In 2016, a breakthrough result of Chechik and Wulff-Nilsen [SODA '16] established that every $n$-node graph $G$ has a $(1+\varepsilon)(2k-1)$-spanner of lightness $O_{\varepsilon}(n^{1/k})$, and recent followup work by Le and Solomon [STOC '23] generalized the proof strategy and improved the dependence on $\varepsilon$. We give a new proof of this result, with the improved $\varepsilon$-dependence. Our proof is a direct analysis of the often-studied greedy spanner, and can be viewed as an extension of the folklore Moore bounds used to analyze spanner sparsity.

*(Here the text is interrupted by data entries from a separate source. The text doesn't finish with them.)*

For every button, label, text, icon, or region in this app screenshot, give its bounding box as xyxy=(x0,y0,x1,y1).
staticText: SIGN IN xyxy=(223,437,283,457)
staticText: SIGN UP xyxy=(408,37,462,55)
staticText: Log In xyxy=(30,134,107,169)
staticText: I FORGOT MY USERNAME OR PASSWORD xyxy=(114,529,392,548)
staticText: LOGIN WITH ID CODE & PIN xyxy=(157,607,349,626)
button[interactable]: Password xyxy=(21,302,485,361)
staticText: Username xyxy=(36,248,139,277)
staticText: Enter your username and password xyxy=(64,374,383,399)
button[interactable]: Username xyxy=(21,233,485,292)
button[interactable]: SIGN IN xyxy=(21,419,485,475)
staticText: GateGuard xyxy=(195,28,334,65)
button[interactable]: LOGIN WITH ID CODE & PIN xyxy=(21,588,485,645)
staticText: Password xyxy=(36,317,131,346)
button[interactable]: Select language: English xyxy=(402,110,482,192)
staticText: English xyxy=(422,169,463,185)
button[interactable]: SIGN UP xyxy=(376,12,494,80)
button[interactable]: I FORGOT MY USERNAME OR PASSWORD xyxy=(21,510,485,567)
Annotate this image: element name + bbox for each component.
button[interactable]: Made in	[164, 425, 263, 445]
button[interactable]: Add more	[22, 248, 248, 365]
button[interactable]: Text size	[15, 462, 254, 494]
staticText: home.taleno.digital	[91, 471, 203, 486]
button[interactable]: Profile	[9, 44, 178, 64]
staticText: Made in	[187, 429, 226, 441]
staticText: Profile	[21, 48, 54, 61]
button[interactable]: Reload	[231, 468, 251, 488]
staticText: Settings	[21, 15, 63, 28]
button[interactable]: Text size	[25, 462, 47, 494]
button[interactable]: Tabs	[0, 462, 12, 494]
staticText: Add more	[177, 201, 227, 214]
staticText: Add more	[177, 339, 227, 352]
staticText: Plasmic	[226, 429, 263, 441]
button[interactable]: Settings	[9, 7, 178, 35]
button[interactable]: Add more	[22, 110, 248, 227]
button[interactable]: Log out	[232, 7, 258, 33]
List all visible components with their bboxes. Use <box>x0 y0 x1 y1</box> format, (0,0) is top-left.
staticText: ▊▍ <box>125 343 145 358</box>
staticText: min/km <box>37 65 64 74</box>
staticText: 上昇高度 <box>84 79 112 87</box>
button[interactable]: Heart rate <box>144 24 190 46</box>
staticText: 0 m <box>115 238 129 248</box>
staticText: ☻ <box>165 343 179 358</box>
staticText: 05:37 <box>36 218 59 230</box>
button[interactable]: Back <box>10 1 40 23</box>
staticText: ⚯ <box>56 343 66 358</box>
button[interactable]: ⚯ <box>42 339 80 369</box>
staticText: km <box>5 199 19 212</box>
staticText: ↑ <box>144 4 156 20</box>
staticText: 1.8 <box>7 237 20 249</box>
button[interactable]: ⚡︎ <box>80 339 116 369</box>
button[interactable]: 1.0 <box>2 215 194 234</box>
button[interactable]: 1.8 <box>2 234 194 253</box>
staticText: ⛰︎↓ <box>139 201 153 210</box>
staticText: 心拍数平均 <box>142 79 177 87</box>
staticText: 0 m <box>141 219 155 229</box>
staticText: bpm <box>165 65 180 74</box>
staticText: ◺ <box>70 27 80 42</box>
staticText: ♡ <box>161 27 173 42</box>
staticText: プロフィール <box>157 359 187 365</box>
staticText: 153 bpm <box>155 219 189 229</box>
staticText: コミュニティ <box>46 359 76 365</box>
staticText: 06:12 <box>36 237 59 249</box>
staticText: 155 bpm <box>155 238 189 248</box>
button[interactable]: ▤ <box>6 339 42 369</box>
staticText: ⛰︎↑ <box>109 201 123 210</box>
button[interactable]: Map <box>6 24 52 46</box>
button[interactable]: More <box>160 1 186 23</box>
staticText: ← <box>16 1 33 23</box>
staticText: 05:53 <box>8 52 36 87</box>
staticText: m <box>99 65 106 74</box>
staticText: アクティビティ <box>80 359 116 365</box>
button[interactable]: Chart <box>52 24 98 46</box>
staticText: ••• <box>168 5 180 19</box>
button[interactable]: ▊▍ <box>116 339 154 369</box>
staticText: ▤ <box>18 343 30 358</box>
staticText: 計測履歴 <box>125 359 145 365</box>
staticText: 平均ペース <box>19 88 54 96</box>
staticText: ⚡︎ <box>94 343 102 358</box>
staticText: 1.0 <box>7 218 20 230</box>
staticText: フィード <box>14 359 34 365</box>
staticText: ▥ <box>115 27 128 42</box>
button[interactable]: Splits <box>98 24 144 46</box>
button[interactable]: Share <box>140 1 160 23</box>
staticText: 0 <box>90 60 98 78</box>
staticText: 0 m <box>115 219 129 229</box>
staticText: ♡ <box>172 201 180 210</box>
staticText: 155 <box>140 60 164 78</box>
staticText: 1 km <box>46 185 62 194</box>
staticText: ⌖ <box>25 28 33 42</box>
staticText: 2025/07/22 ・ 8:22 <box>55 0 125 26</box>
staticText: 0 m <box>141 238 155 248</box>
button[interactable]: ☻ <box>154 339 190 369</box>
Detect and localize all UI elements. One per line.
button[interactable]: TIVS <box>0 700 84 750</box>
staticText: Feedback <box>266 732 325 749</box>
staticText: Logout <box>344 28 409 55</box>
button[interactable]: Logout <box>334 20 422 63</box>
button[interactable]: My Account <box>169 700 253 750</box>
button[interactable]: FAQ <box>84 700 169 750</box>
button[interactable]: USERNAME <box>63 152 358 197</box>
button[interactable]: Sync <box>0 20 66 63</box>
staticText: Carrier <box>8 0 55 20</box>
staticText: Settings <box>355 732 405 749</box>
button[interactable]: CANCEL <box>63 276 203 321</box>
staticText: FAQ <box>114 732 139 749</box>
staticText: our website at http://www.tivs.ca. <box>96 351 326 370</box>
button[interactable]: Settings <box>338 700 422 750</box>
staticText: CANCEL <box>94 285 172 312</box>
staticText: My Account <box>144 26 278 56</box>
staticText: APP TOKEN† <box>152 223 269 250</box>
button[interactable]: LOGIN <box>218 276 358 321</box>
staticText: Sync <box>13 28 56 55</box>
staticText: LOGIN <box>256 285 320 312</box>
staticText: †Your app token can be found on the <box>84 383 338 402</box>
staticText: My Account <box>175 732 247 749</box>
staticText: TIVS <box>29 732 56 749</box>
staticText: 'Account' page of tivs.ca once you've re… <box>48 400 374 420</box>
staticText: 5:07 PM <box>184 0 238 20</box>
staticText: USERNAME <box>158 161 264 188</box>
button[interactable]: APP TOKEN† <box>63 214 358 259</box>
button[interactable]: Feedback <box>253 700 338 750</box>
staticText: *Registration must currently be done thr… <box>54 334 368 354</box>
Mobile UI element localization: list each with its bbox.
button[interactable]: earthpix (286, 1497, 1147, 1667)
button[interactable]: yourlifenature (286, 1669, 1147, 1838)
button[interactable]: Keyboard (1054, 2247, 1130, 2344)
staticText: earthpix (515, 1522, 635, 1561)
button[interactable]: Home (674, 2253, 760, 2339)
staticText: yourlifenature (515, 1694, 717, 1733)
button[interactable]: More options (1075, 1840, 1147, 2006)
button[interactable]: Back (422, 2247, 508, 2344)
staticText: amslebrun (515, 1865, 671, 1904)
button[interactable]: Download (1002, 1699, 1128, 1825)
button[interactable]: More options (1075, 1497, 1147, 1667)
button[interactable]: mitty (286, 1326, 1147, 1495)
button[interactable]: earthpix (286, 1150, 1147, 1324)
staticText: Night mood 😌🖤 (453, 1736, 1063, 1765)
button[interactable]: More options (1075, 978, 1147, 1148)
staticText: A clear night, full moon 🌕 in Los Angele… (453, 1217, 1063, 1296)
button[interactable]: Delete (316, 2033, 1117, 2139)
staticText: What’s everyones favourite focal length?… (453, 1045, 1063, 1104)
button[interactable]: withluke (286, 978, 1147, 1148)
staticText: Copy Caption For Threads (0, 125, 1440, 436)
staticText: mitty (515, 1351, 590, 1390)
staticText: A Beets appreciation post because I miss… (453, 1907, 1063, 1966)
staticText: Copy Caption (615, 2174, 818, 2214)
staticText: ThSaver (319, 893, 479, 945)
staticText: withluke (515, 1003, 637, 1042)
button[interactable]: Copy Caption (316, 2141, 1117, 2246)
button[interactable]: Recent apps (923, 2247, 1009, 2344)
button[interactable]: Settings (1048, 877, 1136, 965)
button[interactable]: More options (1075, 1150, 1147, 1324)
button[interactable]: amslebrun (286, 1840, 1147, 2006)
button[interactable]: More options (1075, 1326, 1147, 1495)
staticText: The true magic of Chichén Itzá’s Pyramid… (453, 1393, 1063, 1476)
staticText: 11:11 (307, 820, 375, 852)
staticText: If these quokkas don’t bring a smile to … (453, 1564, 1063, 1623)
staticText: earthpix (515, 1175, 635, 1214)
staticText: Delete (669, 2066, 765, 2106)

翻译：2016年，Chechik与Wulff-Nilsen[SODA '16]取得突破性成果，证明任意n节点图G均存在轻度为$O_{\varepsilon}(n^{1/k})$的$(1+\varepsilon)(2k-1)$-展形；近期Le与Solomon[STOC '23]的后续工作推广了其证明策略，并改进了对$\varepsilon$的依赖性。本文给出该结果的新证明，其中$\varepsilon$的依赖关系得到优化。我们的证明直接分析了常被研究的贪心展形，可视为分析展形稀疏性时常用的Moore界的推广。